The annual global tournament Pro League, which is set to revolutionise the sport by bringing hockey to a wider audience, will launch in January when nine men’s and women’s international teams will play each other on a home-and-away basis until June.

The top four teams from the two tournaments will then compete in a Grand Final weekend and awarded Olympics inclusion for Tokyo 2020.

Prior to the announcement, nations were invited to bid for inclusion to the Pro League, with the FIH outlining “a competitive candidate evaluation process”.

However the Pro League management panel, in calling for transparency, is understood to have questioned “fairness and equality” in this application process after the matter reportedly came to light in a broadcast report sent to FIH Pro League panel members.
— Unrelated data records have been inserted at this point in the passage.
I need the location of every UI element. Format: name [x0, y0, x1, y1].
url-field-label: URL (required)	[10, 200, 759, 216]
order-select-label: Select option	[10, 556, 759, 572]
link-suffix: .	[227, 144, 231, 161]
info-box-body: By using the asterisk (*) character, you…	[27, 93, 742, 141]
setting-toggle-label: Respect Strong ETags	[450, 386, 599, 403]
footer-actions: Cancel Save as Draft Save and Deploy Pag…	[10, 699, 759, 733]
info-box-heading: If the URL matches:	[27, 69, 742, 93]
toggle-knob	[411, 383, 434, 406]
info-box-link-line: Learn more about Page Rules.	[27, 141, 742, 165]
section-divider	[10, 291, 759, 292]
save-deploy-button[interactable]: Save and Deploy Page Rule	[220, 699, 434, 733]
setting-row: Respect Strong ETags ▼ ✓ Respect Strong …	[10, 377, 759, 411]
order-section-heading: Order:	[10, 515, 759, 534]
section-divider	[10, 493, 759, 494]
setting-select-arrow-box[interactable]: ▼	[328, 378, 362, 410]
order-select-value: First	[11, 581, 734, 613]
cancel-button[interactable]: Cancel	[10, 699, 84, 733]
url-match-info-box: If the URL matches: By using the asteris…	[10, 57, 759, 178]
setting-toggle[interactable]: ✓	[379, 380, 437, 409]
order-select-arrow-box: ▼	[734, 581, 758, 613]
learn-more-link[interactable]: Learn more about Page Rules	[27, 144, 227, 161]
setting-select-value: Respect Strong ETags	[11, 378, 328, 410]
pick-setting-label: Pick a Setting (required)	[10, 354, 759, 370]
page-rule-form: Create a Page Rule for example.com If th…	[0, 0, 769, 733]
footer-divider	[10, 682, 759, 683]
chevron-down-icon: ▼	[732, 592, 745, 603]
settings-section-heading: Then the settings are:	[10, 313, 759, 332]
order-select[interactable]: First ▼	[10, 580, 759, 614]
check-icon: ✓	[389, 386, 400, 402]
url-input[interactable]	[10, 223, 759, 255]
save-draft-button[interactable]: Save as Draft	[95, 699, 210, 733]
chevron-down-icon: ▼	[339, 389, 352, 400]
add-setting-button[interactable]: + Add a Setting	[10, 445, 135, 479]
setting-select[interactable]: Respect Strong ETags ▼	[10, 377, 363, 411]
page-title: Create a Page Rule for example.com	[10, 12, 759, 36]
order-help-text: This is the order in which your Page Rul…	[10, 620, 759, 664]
India men and women had originally been included as participatory Pro League teams before Hockey India pulled out of the global event last summer, with officials citing concerns over automatic qualification for the women’s team at Tokyo 2020, given the team’s lower ranking and only the top four teams earning an Olympic berth.

Pakistan men will play their home matches in Glasgow. Meanwhile, Spain and Belgium took India’s place in the men’s and women’s tournaments respectively.

Ireland men and women weren’t successful in their bid to join both leagues, while Malaysia men missed out. In the women’s event Belgium, Italy and Japan were unsuccessful.

The Hockey Paper contacted all the above nations for comment while Japan officials, who had not seen the full claims, had no “specific objection” to the FIH bidding process.

Following India’s withdrawal, the FIH subsequently hinted in December that “the door is open” for an India return to the Pro League in the future.

“There is a process by which countries can join the Pro League. When the time is right, we will welcome Hockey India in the Pro League. There are some challenges of course,” Jason McCraken, the then FIH CEO, told reporters.

McCraken, who took up his role in February 2017, unexpectedly stepped down later in December and will officially leave his position in June.

The FIH interviewed replacement candidates at its Lausanne headquarters last week, with an announcement due shortly.